Mason bowed. “Thank you, counselor.”

“All right, you owe it to us to tell us what conclusion you’ve reached.”

Mason said, “I’ll tell you what I’ll do, Burger. I’ll put you on an equal footing with me. There’s one thing I know that you don’t. Lunk told me that he was satisfied Komo, the houseboy, had been experimenting with poison, that he’d first started experimenting about ten years ago, that shortly before Franklin Shore’s disappearance, Lunk’s brother died, and Lunk has always been under the impression the houseboy poisoned him.”

“Is that right?” Burger asked Lunk.

Lunk said, “That’s right. I don’t think that damn Jap had anything against my brother in particular, but I think he was experimenting with poison — just the way he started experimenting on the kitten.”

Lieutenant Tragg, who had just come up to join the group, said, “There were four bottles of stout in the icebox. Everyone of them had been loaded with strychnine. Do you think the houseboy did that?”

“I know damn well he did it,” Lunk said vehemently.

“How do you know?”

“Well, just from putting two and two together, the same as you know anything.”

Burger said to Tragg, “There’s some new and startling evidence here, Lieutenant. I want to talk with you.”

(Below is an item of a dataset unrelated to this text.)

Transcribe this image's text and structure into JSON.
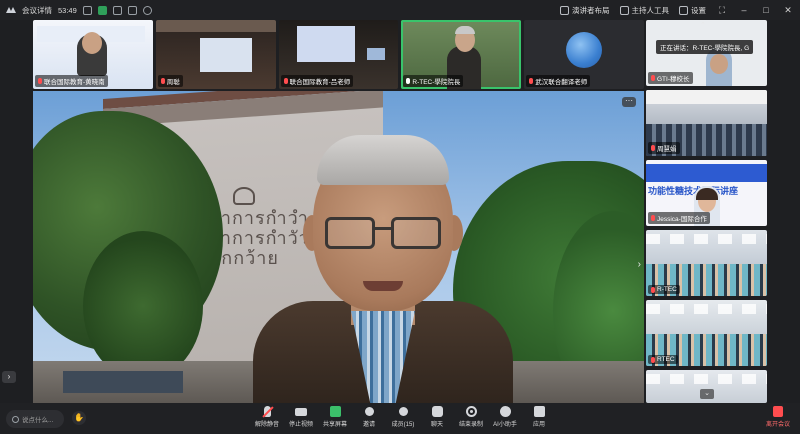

Mason smiled and said, “What Lunk means, Lieutenant, is that he feels very positively Komo is the poisoner. You’ll remember, Lieutenant, that you told me you thought the evidence would show the bullets had all been fired from the same gun, and that would mean that one person had been guilty of both crimes. Now, follow that reasoning out. Matilda Shore has a perfect alibi. She was in the hospital when the second crime was committed. Gerald Shore has an alibi. You probably know what it is, but I’m not going to stick my neck out by telling you that because I don’t want to be a witness. And you can eliminate Helen Kendal and Jerry Templar. You can eliminate darn near everyone under that theory except three or four people. There you are, Lieutenant. Pay your money and take your choice. But if I were you, I really would investigate the death of Lunk’s brother, and see if it isn’t possible that the death was due to poison rather than natural causes.

“And now if you gentlemen will excuse me, I have a dinner date with the defendant.”